Wenn die Sonne aufgeht, bläst der Baba in sein Schneckenhorn und lässt den ruhigen Blick über die felsige Landschaft Hampis schweifen. Einige Europäer haben hier, in Indien, eine zweite Heimat gefunden. So etwa die Oberösterreicherin Dora, die seit einigen Jahren im Pilgerstädtchen Gokarna lebt.
Nebel liegt über dem Land, in der Luft hängt der beißende Geruch von Müllfeuern. Frei lebende Hunde bellen, einfache Fischerboote schippern über das Meer, Mopeds und Rikschas hupen. Auf dem Boden sitzen bunt gekleidete Frauen, die Obst, Gemüse und ungekühlten Fisch verkaufen.
Dora ist in dem Küstenstädtchen Gokarna im südindischen Bundesstaat Karnataka heimisch geworden. Ihren Lebensunterhalt verdient die studierte Sozialarbeiterin mit Backen und Kellnern in einem französischen Café am Strand. Kurz vor Beginn der Corona-Pandemie kam die heute 35-Jährige nach Indien. Geplant war ein kurzer Aufenthalt: „Das hat sich jetzt alles ein bissl anders ergeben“, stellt sie fest und lacht.

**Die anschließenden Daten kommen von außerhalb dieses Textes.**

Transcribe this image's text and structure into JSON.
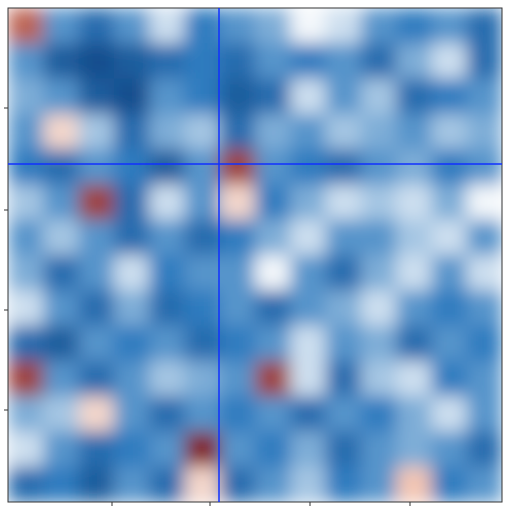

Wir sitzen in ihrem Garten, außer Vogelgezwitscher, dem fernen Krähen eines Hahns und gelegentlichem Hundebellen ist es still. Weil sie den Rückholflug am Beginn der Pandemie nicht erwischte, blieb sie: „Als ich in die Situation und in mich hineingespürt habe, habe ich für mich beschlossen, dass es einen Grund gibt, warum ich da bin und warum das mit dem Flug nicht geklappt hat“, sagt die gebürtige Oberösterreicherin.
Dora fühlt sich wohl in Gokarna, was auch daran liegt, dass es eine gewisse Infrastruktur gibt – und seit Kurzem sogar ein Müllauto. Zwar ohne Zeitplan, dafür aber mit lauter Musik: „Dann muss man eben schnell hinauslaufen.“ Vor allem jedoch ist die Tempelstadt einer der heiligsten Orte Südindiens: Zahlreiche Gläubige aus dem ganzen Land kommen hierher, um Feste zu feiern und den Mahabaleshwar-Tempel im Zentrum zu besuchen.

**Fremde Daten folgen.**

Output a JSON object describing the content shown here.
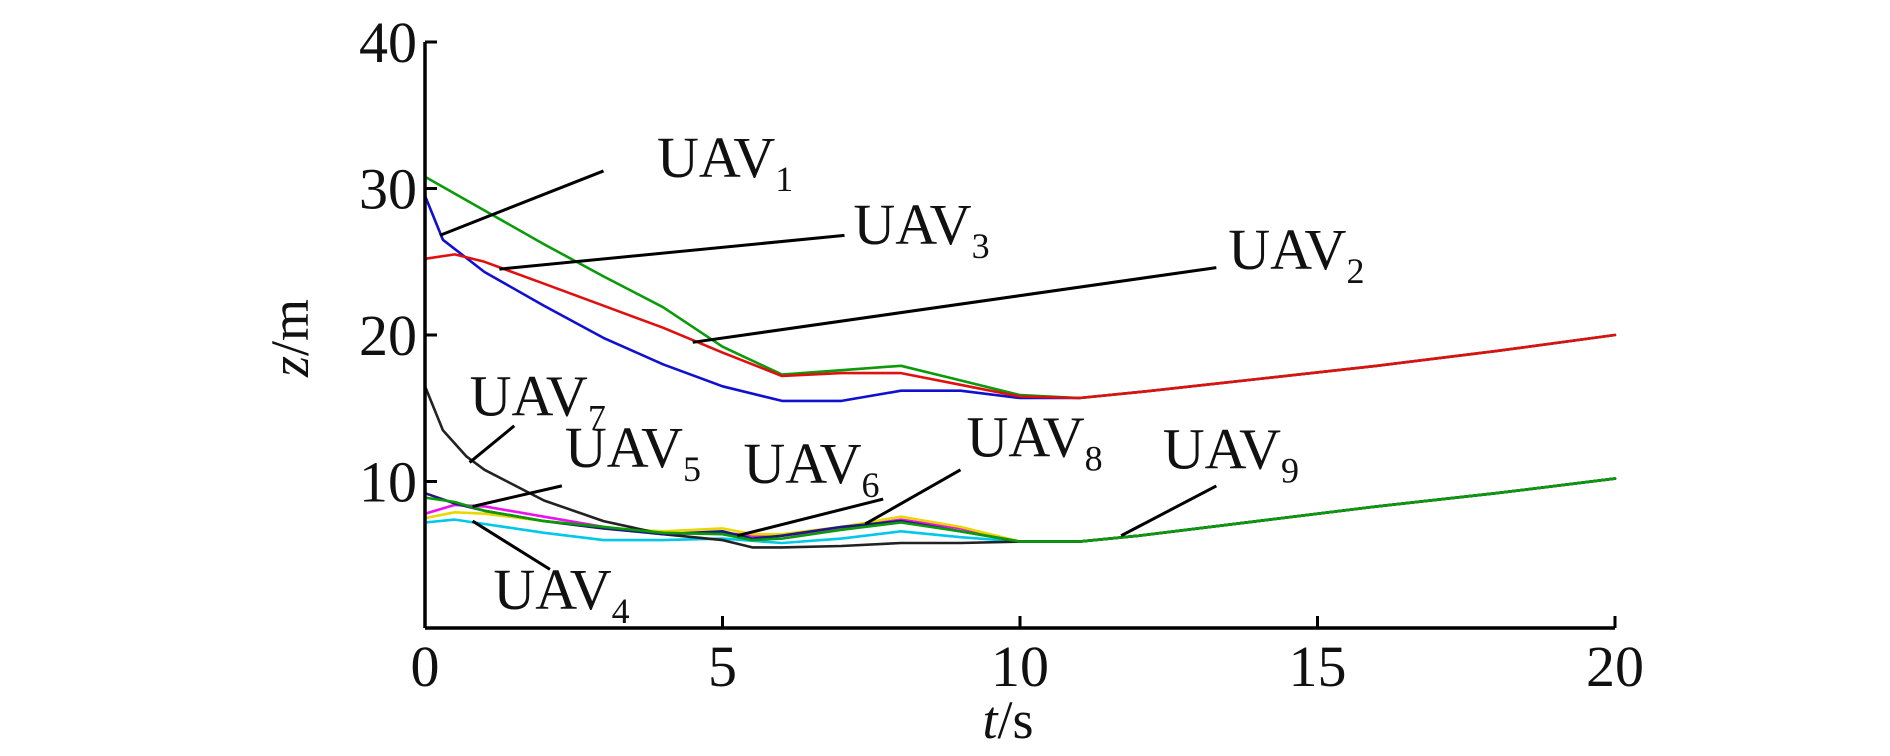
{
  "chart_data": {
    "type": "line",
    "xlabel": {
      "var": "t",
      "unit": "/s"
    },
    "ylabel": {
      "var": "z",
      "unit": "/m"
    },
    "xlim": [
      0,
      20
    ],
    "ylim": [
      0,
      40
    ],
    "xticks": [
      0,
      5,
      10,
      15,
      20
    ],
    "yticks": [
      10,
      20,
      30,
      40
    ],
    "grid": false,
    "legend": "none",
    "series": [
      {
        "name": "UAV1",
        "label_base": "UAV",
        "label_sub": "1",
        "color": "#1010d0",
        "points": [
          [
            0,
            29.5
          ],
          [
            0.3,
            26.5
          ],
          [
            1,
            24.3
          ],
          [
            2,
            22.0
          ],
          [
            3,
            19.8
          ],
          [
            4,
            18.0
          ],
          [
            5,
            16.5
          ],
          [
            6,
            15.5
          ],
          [
            7,
            15.5
          ],
          [
            8,
            16.2
          ],
          [
            9,
            16.2
          ],
          [
            10,
            15.7
          ],
          [
            11,
            15.7
          ],
          [
            12,
            16.1
          ],
          [
            14,
            17.0
          ],
          [
            16,
            17.9
          ],
          [
            18,
            18.9
          ],
          [
            20,
            20.0
          ]
        ]
      },
      {
        "name": "UAV2",
        "label_base": "UAV",
        "label_sub": "2",
        "color": "#0a9a0a",
        "points": [
          [
            0,
            30.8
          ],
          [
            1,
            28.5
          ],
          [
            2,
            26.2
          ],
          [
            3,
            24.0
          ],
          [
            4,
            21.9
          ],
          [
            5,
            19.2
          ],
          [
            6,
            17.3
          ],
          [
            7,
            17.6
          ],
          [
            8,
            17.9
          ],
          [
            9,
            16.9
          ],
          [
            10,
            15.9
          ],
          [
            11,
            15.7
          ],
          [
            12,
            16.1
          ],
          [
            14,
            17.0
          ],
          [
            16,
            17.9
          ],
          [
            18,
            18.9
          ],
          [
            20,
            20.0
          ]
        ]
      },
      {
        "name": "UAV3",
        "label_base": "UAV",
        "label_sub": "3",
        "color": "#e01010",
        "points": [
          [
            0,
            25.2
          ],
          [
            0.5,
            25.5
          ],
          [
            1,
            25.0
          ],
          [
            2,
            23.5
          ],
          [
            3,
            22.0
          ],
          [
            4,
            20.5
          ],
          [
            5,
            18.8
          ],
          [
            6,
            17.2
          ],
          [
            7,
            17.4
          ],
          [
            8,
            17.4
          ],
          [
            9,
            16.6
          ],
          [
            10,
            15.8
          ],
          [
            11,
            15.7
          ],
          [
            12,
            16.1
          ],
          [
            14,
            17.0
          ],
          [
            16,
            17.9
          ],
          [
            18,
            18.9
          ],
          [
            20,
            20.0
          ]
        ]
      },
      {
        "name": "UAV4",
        "label_base": "UAV",
        "label_sub": "4",
        "color": "#00c8e8",
        "points": [
          [
            0,
            7.2
          ],
          [
            0.5,
            7.4
          ],
          [
            1,
            7.1
          ],
          [
            2,
            6.5
          ],
          [
            3,
            6.0
          ],
          [
            4,
            6.0
          ],
          [
            5,
            6.1
          ],
          [
            6,
            5.8
          ],
          [
            7,
            6.1
          ],
          [
            8,
            6.6
          ],
          [
            9,
            6.2
          ],
          [
            10,
            5.9
          ],
          [
            11,
            5.9
          ],
          [
            12,
            6.3
          ],
          [
            14,
            7.3
          ],
          [
            16,
            8.3
          ],
          [
            18,
            9.2
          ],
          [
            20,
            10.2
          ]
        ]
      },
      {
        "name": "UAV5",
        "label_base": "UAV",
        "label_sub": "5",
        "color": "#ee10ee",
        "points": [
          [
            0,
            7.8
          ],
          [
            0.5,
            8.4
          ],
          [
            1,
            8.3
          ],
          [
            2,
            7.6
          ],
          [
            3,
            6.9
          ],
          [
            4,
            6.4
          ],
          [
            5,
            6.5
          ],
          [
            5.5,
            6.3
          ],
          [
            6,
            6.3
          ],
          [
            7,
            6.8
          ],
          [
            8,
            7.4
          ],
          [
            9,
            6.8
          ],
          [
            10,
            5.9
          ],
          [
            11,
            5.9
          ],
          [
            12,
            6.3
          ],
          [
            14,
            7.3
          ],
          [
            16,
            8.3
          ],
          [
            18,
            9.2
          ],
          [
            20,
            10.2
          ]
        ]
      },
      {
        "name": "UAV6",
        "label_base": "UAV",
        "label_sub": "6",
        "color": "#e8d800",
        "points": [
          [
            0,
            7.5
          ],
          [
            0.5,
            7.9
          ],
          [
            1,
            7.8
          ],
          [
            2,
            7.3
          ],
          [
            3,
            6.8
          ],
          [
            4,
            6.6
          ],
          [
            5,
            6.8
          ],
          [
            5.5,
            6.4
          ],
          [
            6,
            6.4
          ],
          [
            7,
            6.9
          ],
          [
            8,
            7.6
          ],
          [
            9,
            6.9
          ],
          [
            10,
            5.9
          ],
          [
            11,
            5.9
          ],
          [
            12,
            6.3
          ],
          [
            14,
            7.3
          ],
          [
            16,
            8.3
          ],
          [
            18,
            9.2
          ],
          [
            20,
            10.2
          ]
        ]
      },
      {
        "name": "UAV7",
        "label_base": "UAV",
        "label_sub": "7",
        "color": "#222222",
        "points": [
          [
            0,
            16.5
          ],
          [
            0.3,
            13.5
          ],
          [
            0.7,
            11.7
          ],
          [
            1,
            10.8
          ],
          [
            2,
            8.7
          ],
          [
            3,
            7.3
          ],
          [
            4,
            6.4
          ],
          [
            5,
            6.0
          ],
          [
            5.5,
            5.5
          ],
          [
            6,
            5.5
          ],
          [
            7,
            5.6
          ],
          [
            8,
            5.8
          ],
          [
            9,
            5.8
          ],
          [
            10,
            5.9
          ],
          [
            11,
            5.9
          ],
          [
            12,
            6.3
          ],
          [
            14,
            7.3
          ],
          [
            16,
            8.3
          ],
          [
            18,
            9.2
          ],
          [
            20,
            10.2
          ]
        ]
      },
      {
        "name": "UAV8",
        "label_base": "UAV",
        "label_sub": "8",
        "color": "#1a1a80",
        "points": [
          [
            0,
            9.2
          ],
          [
            0.5,
            8.5
          ],
          [
            1,
            8.0
          ],
          [
            2,
            7.3
          ],
          [
            3,
            6.8
          ],
          [
            4,
            6.4
          ],
          [
            5,
            6.6
          ],
          [
            5.5,
            6.1
          ],
          [
            6,
            6.3
          ],
          [
            7,
            6.9
          ],
          [
            8,
            7.3
          ],
          [
            9,
            6.6
          ],
          [
            10,
            5.9
          ],
          [
            11,
            5.9
          ],
          [
            12,
            6.3
          ],
          [
            14,
            7.3
          ],
          [
            16,
            8.3
          ],
          [
            18,
            9.2
          ],
          [
            20,
            10.2
          ]
        ]
      },
      {
        "name": "UAV9",
        "label_base": "UAV",
        "label_sub": "9",
        "color": "#0a9a0a",
        "points": [
          [
            0,
            8.9
          ],
          [
            0.5,
            8.6
          ],
          [
            1,
            8.0
          ],
          [
            2,
            7.3
          ],
          [
            3,
            6.9
          ],
          [
            4,
            6.5
          ],
          [
            5,
            6.4
          ],
          [
            5.5,
            6.0
          ],
          [
            6,
            6.1
          ],
          [
            7,
            6.7
          ],
          [
            8,
            7.2
          ],
          [
            9,
            6.6
          ],
          [
            10,
            5.9
          ],
          [
            11,
            5.9
          ],
          [
            12,
            6.3
          ],
          [
            14,
            7.3
          ],
          [
            16,
            8.3
          ],
          [
            18,
            9.2
          ],
          [
            20,
            10.2
          ]
        ]
      }
    ],
    "annotations": [
      {
        "series": "UAV1",
        "target": [
          0.25,
          26.8
        ],
        "text_at": [
          3.9,
          30.8
        ],
        "line_from": [
          3.0,
          31.2
        ]
      },
      {
        "series": "UAV3",
        "target": [
          1.25,
          24.5
        ],
        "text_at": [
          7.2,
          26.2
        ],
        "line_from": [
          7.05,
          26.8
        ]
      },
      {
        "series": "UAV2",
        "target": [
          4.5,
          19.5
        ],
        "text_at": [
          13.5,
          24.5
        ],
        "line_from": [
          13.3,
          24.6
        ]
      },
      {
        "series": "UAV7",
        "target": [
          0.75,
          11.3
        ],
        "text_at": [
          0.75,
          14.5
        ],
        "line_from": [
          1.5,
          13.8
        ]
      },
      {
        "series": "UAV5",
        "target": [
          0.8,
          8.3
        ],
        "text_at": [
          2.35,
          11.0
        ],
        "line_from": [
          2.3,
          9.7
        ]
      },
      {
        "series": "UAV6",
        "target": [
          5.25,
          6.3
        ],
        "text_at": [
          5.35,
          9.9
        ],
        "line_from": [
          7.7,
          8.8
        ]
      },
      {
        "series": "UAV8",
        "target": [
          7.4,
          7.1
        ],
        "text_at": [
          9.1,
          11.7
        ],
        "line_from": [
          9.0,
          10.8
        ]
      },
      {
        "series": "UAV9",
        "target": [
          11.7,
          6.3
        ],
        "text_at": [
          12.4,
          10.9
        ],
        "line_from": [
          13.3,
          9.7
        ]
      },
      {
        "series": "UAV4",
        "target": [
          0.8,
          7.3
        ],
        "text_at": [
          1.15,
          1.3
        ],
        "line_from": [
          2.1,
          4.0
        ]
      }
    ]
  }
}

„Das ist, was mich so fasziniert. Da drin geh ich auf“, sagt Dora, und ihre Augen funkeln. Zwar ärgere sie sich viel, und auch in Indien werde gepredigt, aber dann oft etwas anderes getan – dennoch: „Ich war auch noch nie so erfüllt und so an der Quelle“, freut sie sich. Auf dem Subkontinent zu leben heißt für Dora, im Moment zu sein, so wenig wie möglich zu planen, jeden Tag als den Anfang einer neuen Geschichte zu sehen.
Indiens Partyhochburg und Strandparadies
Zwischen dem authentischen Gokarna und dem kommerziellen Goa gibt es eine „Wand“, findet Dora. Wenn man sie durchbricht, seien die Vibrationen anders. Goa ist der kleinste indische Bundesstaat, liegt an der mittleren Westküste und ist seit Beginn der Hippie-Zeit bei Alternativen, heute auch beim indischen Partyvolk beliebt.

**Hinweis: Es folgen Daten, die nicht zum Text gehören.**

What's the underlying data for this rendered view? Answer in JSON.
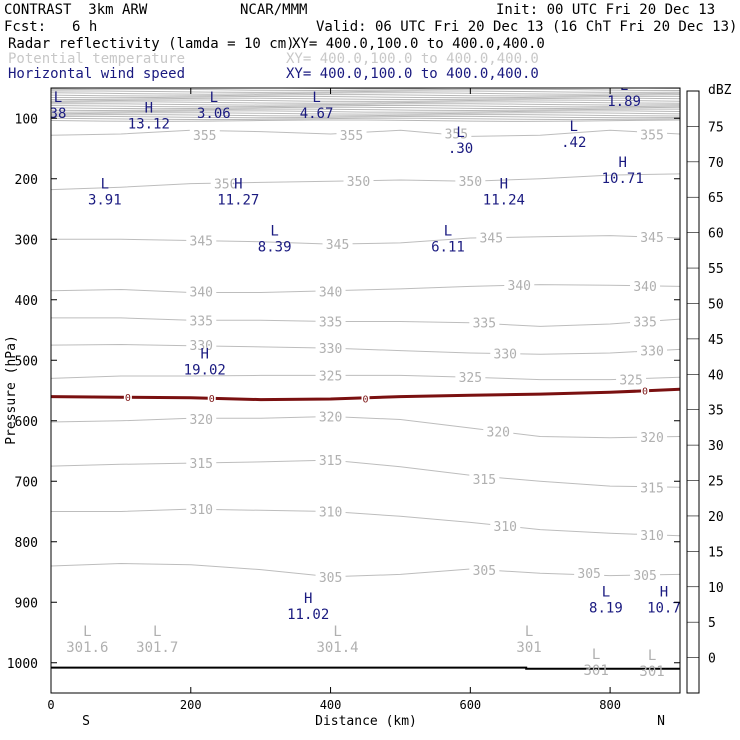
{
  "header": {
    "title_left": "CONTRAST  3km ARW",
    "title_center": "NCAR/MMM",
    "init": "Init: 00 UTC Fri 20 Dec 13",
    "fcst_label": "Fcst:",
    "fcst_value": "6 h",
    "valid": "Valid: 06 UTC Fri 20 Dec 13 (16 ChT Fri 20 Dec 13)",
    "fields": [
      {
        "name": "Radar reflectivity (lamda = 10 cm)",
        "xy": "XY= 400.0,100.0 to 400.0,400.0"
      },
      {
        "name": "Potential temperature",
        "xy": "XY= 400.0,100.0 to 400.0,400.0"
      },
      {
        "name": "Horizontal wind speed",
        "xy": "XY= 400.0,100.0 to 400.0,400.0"
      }
    ]
  },
  "axes": {
    "ylabel": "Pressure (hPa)",
    "xlabel": "Distance (km)",
    "y_ticks": [
      100,
      200,
      300,
      400,
      500,
      600,
      700,
      800,
      900,
      1000
    ],
    "x_ticks": [
      0,
      200,
      400,
      600,
      800
    ],
    "x_start_label": "S",
    "x_end_label": "N"
  },
  "colorbar": {
    "unit": "dBZ",
    "labels": [
      75,
      70,
      65,
      60,
      55,
      50,
      45,
      40,
      35,
      30,
      25,
      20,
      15,
      10,
      5,
      0
    ],
    "colors": [
      "#ffffff",
      "#c490c4",
      "#8c3c9c",
      "#a0506a",
      "#c80000",
      "#ff0000",
      "#ff6000",
      "#ff9c40",
      "#ffc832",
      "#f0e030",
      "#00a000",
      "#34e040",
      "#4090c0",
      "#2030d0",
      "#30a8f0",
      "#88f8f8",
      "#ffffff"
    ]
  },
  "chart_data": {
    "type": "contour",
    "x_range_km": [
      0,
      900
    ],
    "y_range_hpa": [
      50,
      1050
    ],
    "theta_contours": [
      {
        "label": "355",
        "points": [
          [
            0,
            128
          ],
          [
            100,
            126
          ],
          [
            200,
            120
          ],
          [
            300,
            122
          ],
          [
            400,
            126
          ],
          [
            500,
            120
          ],
          [
            600,
            130
          ],
          [
            700,
            128
          ],
          [
            800,
            120
          ],
          [
            900,
            126
          ]
        ],
        "label_pos": [
          [
            220,
            128
          ],
          [
            430,
            128
          ],
          [
            580,
            125
          ],
          [
            860,
            127
          ]
        ]
      },
      {
        "label": "350",
        "points": [
          [
            0,
            218
          ],
          [
            100,
            214
          ],
          [
            200,
            208
          ],
          [
            300,
            206
          ],
          [
            400,
            204
          ],
          [
            500,
            202
          ],
          [
            600,
            204
          ],
          [
            700,
            200
          ],
          [
            800,
            194
          ],
          [
            900,
            192
          ]
        ],
        "label_pos": [
          [
            250,
            208
          ],
          [
            440,
            204
          ],
          [
            600,
            204
          ]
        ]
      },
      {
        "label": "345",
        "points": [
          [
            0,
            300
          ],
          [
            100,
            300
          ],
          [
            200,
            302
          ],
          [
            300,
            304
          ],
          [
            400,
            308
          ],
          [
            500,
            306
          ],
          [
            600,
            298
          ],
          [
            700,
            296
          ],
          [
            800,
            294
          ],
          [
            900,
            298
          ]
        ],
        "label_pos": [
          [
            215,
            302
          ],
          [
            410,
            308
          ],
          [
            630,
            297
          ],
          [
            860,
            296
          ]
        ]
      },
      {
        "label": "340",
        "points": [
          [
            0,
            385
          ],
          [
            100,
            383
          ],
          [
            200,
            388
          ],
          [
            300,
            388
          ],
          [
            400,
            385
          ],
          [
            500,
            382
          ],
          [
            600,
            378
          ],
          [
            700,
            375
          ],
          [
            800,
            376
          ],
          [
            900,
            378
          ]
        ],
        "label_pos": [
          [
            215,
            386
          ],
          [
            400,
            386
          ],
          [
            670,
            376
          ],
          [
            850,
            377
          ]
        ]
      },
      {
        "label": "335",
        "points": [
          [
            0,
            430
          ],
          [
            100,
            430
          ],
          [
            200,
            434
          ],
          [
            300,
            434
          ],
          [
            400,
            436
          ],
          [
            500,
            436
          ],
          [
            600,
            438
          ],
          [
            700,
            444
          ],
          [
            800,
            440
          ],
          [
            900,
            432
          ]
        ],
        "label_pos": [
          [
            215,
            434
          ],
          [
            400,
            436
          ],
          [
            620,
            438
          ],
          [
            850,
            436
          ]
        ]
      },
      {
        "label": "330",
        "points": [
          [
            0,
            475
          ],
          [
            100,
            474
          ],
          [
            200,
            476
          ],
          [
            300,
            478
          ],
          [
            400,
            480
          ],
          [
            500,
            484
          ],
          [
            600,
            488
          ],
          [
            700,
            490
          ],
          [
            800,
            488
          ],
          [
            900,
            482
          ]
        ],
        "label_pos": [
          [
            215,
            475
          ],
          [
            400,
            480
          ],
          [
            650,
            489
          ],
          [
            860,
            484
          ]
        ]
      },
      {
        "label": "325",
        "points": [
          [
            0,
            530
          ],
          [
            100,
            526
          ],
          [
            200,
            526
          ],
          [
            300,
            525
          ],
          [
            400,
            525
          ],
          [
            500,
            525
          ],
          [
            600,
            528
          ],
          [
            700,
            532
          ],
          [
            800,
            532
          ],
          [
            900,
            528
          ]
        ],
        "label_pos": [
          [
            400,
            525
          ],
          [
            600,
            528
          ],
          [
            830,
            532
          ]
        ]
      },
      {
        "label": "320",
        "points": [
          [
            0,
            602
          ],
          [
            100,
            600
          ],
          [
            200,
            596
          ],
          [
            300,
            596
          ],
          [
            400,
            593
          ],
          [
            500,
            598
          ],
          [
            600,
            612
          ],
          [
            700,
            626
          ],
          [
            800,
            628
          ],
          [
            900,
            626
          ]
        ],
        "label_pos": [
          [
            215,
            597
          ],
          [
            400,
            593
          ],
          [
            640,
            618
          ],
          [
            860,
            627
          ]
        ]
      },
      {
        "label": "315",
        "points": [
          [
            0,
            675
          ],
          [
            100,
            672
          ],
          [
            200,
            670
          ],
          [
            300,
            668
          ],
          [
            400,
            665
          ],
          [
            500,
            676
          ],
          [
            600,
            690
          ],
          [
            700,
            700
          ],
          [
            800,
            708
          ],
          [
            900,
            710
          ]
        ],
        "label_pos": [
          [
            215,
            670
          ],
          [
            400,
            665
          ],
          [
            620,
            696
          ],
          [
            860,
            710
          ]
        ]
      },
      {
        "label": "310",
        "points": [
          [
            0,
            750
          ],
          [
            100,
            750
          ],
          [
            200,
            746
          ],
          [
            300,
            748
          ],
          [
            400,
            750
          ],
          [
            500,
            758
          ],
          [
            600,
            768
          ],
          [
            700,
            780
          ],
          [
            800,
            786
          ],
          [
            900,
            790
          ]
        ],
        "label_pos": [
          [
            215,
            746
          ],
          [
            400,
            750
          ],
          [
            650,
            774
          ],
          [
            860,
            789
          ]
        ]
      },
      {
        "label": "305",
        "points": [
          [
            0,
            840
          ],
          [
            100,
            836
          ],
          [
            200,
            838
          ],
          [
            300,
            846
          ],
          [
            400,
            858
          ],
          [
            500,
            854
          ],
          [
            600,
            845
          ],
          [
            700,
            852
          ],
          [
            800,
            856
          ],
          [
            900,
            854
          ]
        ],
        "label_pos": [
          [
            400,
            858
          ],
          [
            620,
            847
          ],
          [
            770,
            852
          ],
          [
            850,
            855
          ]
        ]
      }
    ],
    "zero_line": {
      "label": "0",
      "points": [
        [
          0,
          560
        ],
        [
          100,
          561
        ],
        [
          200,
          562
        ],
        [
          300,
          565
        ],
        [
          400,
          564
        ],
        [
          500,
          560
        ],
        [
          600,
          558
        ],
        [
          700,
          556
        ],
        [
          800,
          553
        ],
        [
          900,
          548
        ]
      ],
      "label_pos": [
        [
          110,
          561
        ],
        [
          230,
          562
        ],
        [
          450,
          563
        ],
        [
          850,
          550
        ]
      ]
    },
    "surface_line": [
      [
        0,
        1008
      ],
      [
        680,
        1008
      ],
      [
        680,
        1010
      ],
      [
        900,
        1010
      ]
    ],
    "top_band_hpa": [
      50,
      105
    ],
    "wind_extrema": [
      {
        "type": "L",
        "x": 10,
        "p": 80,
        "value": "38"
      },
      {
        "type": "H",
        "x": 140,
        "p": 97,
        "value": "13.12"
      },
      {
        "type": "L",
        "x": 233,
        "p": 80,
        "value": "3.06"
      },
      {
        "type": "L",
        "x": 380,
        "p": 80,
        "value": "4.67"
      },
      {
        "type": "L",
        "x": 820,
        "p": 60,
        "value": "1.89"
      },
      {
        "type": "L",
        "x": 586,
        "p": 138,
        "value": ".30"
      },
      {
        "type": "L",
        "x": 748,
        "p": 128,
        "value": ".42"
      },
      {
        "type": "L",
        "x": 77,
        "p": 223,
        "value": "3.91"
      },
      {
        "type": "H",
        "x": 268,
        "p": 223,
        "value": "11.27"
      },
      {
        "type": "H",
        "x": 648,
        "p": 223,
        "value": "11.24"
      },
      {
        "type": "H",
        "x": 818,
        "p": 187,
        "value": "10.71"
      },
      {
        "type": "L",
        "x": 320,
        "p": 300,
        "value": "8.39"
      },
      {
        "type": "L",
        "x": 568,
        "p": 300,
        "value": "6.11"
      },
      {
        "type": "H",
        "x": 220,
        "p": 504,
        "value": "19.02"
      },
      {
        "type": "H",
        "x": 368,
        "p": 908,
        "value": "11.02"
      },
      {
        "type": "L",
        "x": 794,
        "p": 897,
        "value": "8.19"
      },
      {
        "type": "H",
        "x": 877,
        "p": 897,
        "value": "10.7"
      }
    ],
    "theta_extrema": [
      {
        "type": "L",
        "x": 52,
        "p": 962,
        "value": "301.6"
      },
      {
        "type": "L",
        "x": 152,
        "p": 962,
        "value": "301.7"
      },
      {
        "type": "L",
        "x": 410,
        "p": 962,
        "value": "301.4"
      },
      {
        "type": "L",
        "x": 684,
        "p": 962,
        "value": "301"
      },
      {
        "type": "L",
        "x": 780,
        "p": 1000,
        "value": "301"
      },
      {
        "type": "L",
        "x": 860,
        "p": 1002,
        "value": "301"
      }
    ]
  }
}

Die Sonnenuntergänge über dem Meer sind mächtig, aber genauso wie die Sonne schwindet, ist auch die Authentizität verschwunden – sowohl in Bezug auf die indische als auch die Hippie-Kultur. Zwar steht fest: Goa ist anders als der Rest des Landes.
ALLGEMEINE AUSKÜNFTE: www.incredibleindia.org
Die bekannten Strandorte – etwa Arambol, Vagator und Anjuna – sind aber vielmehr eine platte Partydestination im westlichen Sinne. In der ehemaligen portugiesischen Kolonie flackern kreischende Neonlichter an den kilometerlangen Stränden, die so laut und voll sind, dass man sich in einem Ameisenhaufen wähnt.
Eine Nacht auf dem Hügel eines Einsiedlers
Im bequemen Nachtfernbus mit sauberen Einzel- und Doppelbetten geht es in die ehemalige Hauptstadt eines einstigen Hindu-Reiches. Das Dörfchen Hampi liegt im Inneren des Bundesstaates Karnataka, Überreste riesiger Tempelanlagen ziehen sich über die felsige Landschaft.
Wer es aufregend mag und wem Dreck nichts ausmacht, der kann auf dem Boden des Virupaksha-Tempels gemeinsam mit Pilgern die Nacht zubringen – und am nächsten Morgen „Lakshmi“, dem hauseigenen Elefanten, beim Baden im Fluss zusehen.
Auf einem Hügel auf der anderen Seite des Flusses lebt ein Baba. In Indien werden weise Männer oft „Baba“ oder „Babaji“ genannt. Laut eigenen Aussagen lebt der schmächtige Mann mit faltigem Gesicht und orangem Umhang seit den 80er-Jahren auf seinem Hügel – anfangs noch in einer Felsspalte, heute in zwei selbst gebauten Hüttchen.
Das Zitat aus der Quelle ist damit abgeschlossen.